You may want to think in terms of a transportable build, instead of a movable one. A dry stacked stand on an existing patio, covered by precast concrete lintels, and with a board-and-blanket insulated build with sand and fire clay mortar can just be disassembled and the materials moved in a pickup truck. Brick ovens are really heavy and brittle: moving one intact is not a trivial project.
Thanks Dmun . I went through all the picture on this site and couldn't find an example that gave me a clue on transportable build . Dry stack is similar to building stone fences back east and Europe ? " a board-and-blanket insulated build with sand and fire clay mortar can " . Could you explain this a little better . I'm thinking that you mean a cement board and cement brick that look like stone , Glue (for lack a better word) to the cement board.

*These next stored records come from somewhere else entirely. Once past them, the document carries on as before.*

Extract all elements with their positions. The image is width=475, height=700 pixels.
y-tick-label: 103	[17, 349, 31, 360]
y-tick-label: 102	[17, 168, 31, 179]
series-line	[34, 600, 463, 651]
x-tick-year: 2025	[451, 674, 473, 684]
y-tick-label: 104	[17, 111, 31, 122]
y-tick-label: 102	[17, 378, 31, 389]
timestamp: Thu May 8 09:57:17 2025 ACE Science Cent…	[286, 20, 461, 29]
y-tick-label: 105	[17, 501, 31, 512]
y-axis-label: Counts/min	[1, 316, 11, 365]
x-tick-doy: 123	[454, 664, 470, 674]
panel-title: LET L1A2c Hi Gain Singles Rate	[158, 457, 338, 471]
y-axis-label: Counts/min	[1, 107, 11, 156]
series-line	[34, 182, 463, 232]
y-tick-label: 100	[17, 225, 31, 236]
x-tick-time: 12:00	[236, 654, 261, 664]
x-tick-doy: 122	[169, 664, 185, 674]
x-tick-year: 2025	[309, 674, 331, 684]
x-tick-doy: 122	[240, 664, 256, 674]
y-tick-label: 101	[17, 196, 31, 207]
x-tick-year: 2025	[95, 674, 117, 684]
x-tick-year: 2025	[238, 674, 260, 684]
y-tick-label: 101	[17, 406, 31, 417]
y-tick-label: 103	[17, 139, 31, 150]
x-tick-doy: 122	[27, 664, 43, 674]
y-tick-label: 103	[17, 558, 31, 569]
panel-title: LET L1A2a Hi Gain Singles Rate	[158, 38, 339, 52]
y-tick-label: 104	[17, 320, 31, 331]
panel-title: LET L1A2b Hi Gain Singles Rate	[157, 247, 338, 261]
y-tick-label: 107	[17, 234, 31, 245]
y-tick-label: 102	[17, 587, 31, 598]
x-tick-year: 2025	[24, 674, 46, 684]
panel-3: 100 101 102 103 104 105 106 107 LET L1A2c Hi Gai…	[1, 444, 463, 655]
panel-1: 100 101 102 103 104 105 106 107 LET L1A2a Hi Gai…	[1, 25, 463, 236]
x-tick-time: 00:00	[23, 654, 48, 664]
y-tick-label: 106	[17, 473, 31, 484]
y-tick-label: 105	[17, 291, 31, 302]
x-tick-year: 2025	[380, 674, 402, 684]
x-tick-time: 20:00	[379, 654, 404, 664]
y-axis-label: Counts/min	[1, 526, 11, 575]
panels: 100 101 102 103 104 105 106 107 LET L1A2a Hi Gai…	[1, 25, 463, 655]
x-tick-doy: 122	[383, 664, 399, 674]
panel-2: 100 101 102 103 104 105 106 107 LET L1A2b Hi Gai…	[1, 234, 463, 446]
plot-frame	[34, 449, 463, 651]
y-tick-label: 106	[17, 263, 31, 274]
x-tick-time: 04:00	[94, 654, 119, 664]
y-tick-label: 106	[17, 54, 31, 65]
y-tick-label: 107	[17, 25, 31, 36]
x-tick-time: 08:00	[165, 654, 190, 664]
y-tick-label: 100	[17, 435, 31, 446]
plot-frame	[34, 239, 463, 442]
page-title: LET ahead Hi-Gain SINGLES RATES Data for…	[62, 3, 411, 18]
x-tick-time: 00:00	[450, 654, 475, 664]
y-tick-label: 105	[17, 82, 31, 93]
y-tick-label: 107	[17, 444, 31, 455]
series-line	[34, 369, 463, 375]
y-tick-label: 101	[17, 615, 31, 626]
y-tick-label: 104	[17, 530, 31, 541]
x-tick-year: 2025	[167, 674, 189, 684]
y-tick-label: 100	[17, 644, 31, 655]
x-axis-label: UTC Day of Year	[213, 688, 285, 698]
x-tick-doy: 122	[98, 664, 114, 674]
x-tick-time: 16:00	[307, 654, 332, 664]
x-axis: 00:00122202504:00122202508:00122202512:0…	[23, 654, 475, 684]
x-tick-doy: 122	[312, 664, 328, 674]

Concrete blocks stack up dry without problem. In a permanent build alternating cores are filled with concrete and rebar: you can skip this if you're planning to disassemble it. On top of this usually goes a poured slab of reinforced concrete. You can skip this and get cast concrete lintels. They are made to go over windows and openings in block structures, but a line of them can span your block structure to support your oven.
When you build your oven you can substitute a permanent mortar that hardens solid with a mixture of half fireclay and half sand. This forms sort of a refractory mud that will easily break apart when it's time to disassemble your oven. Almost all this "mortar" will hose off your bricks.
The "Board and blanket" refers to the type of refractory insulation. If you use these they can be simply taken off and moved, rather than vermiculite concrete that must broken up and disposed of.
For good examples of temporary builds, visit the MHA website. For their annual meeting they always build wood fired ovens and heaters that are disassembled at the end of the week, and the materials stored for re-use. Scroll to the bottom of that (long) linked page for more examples.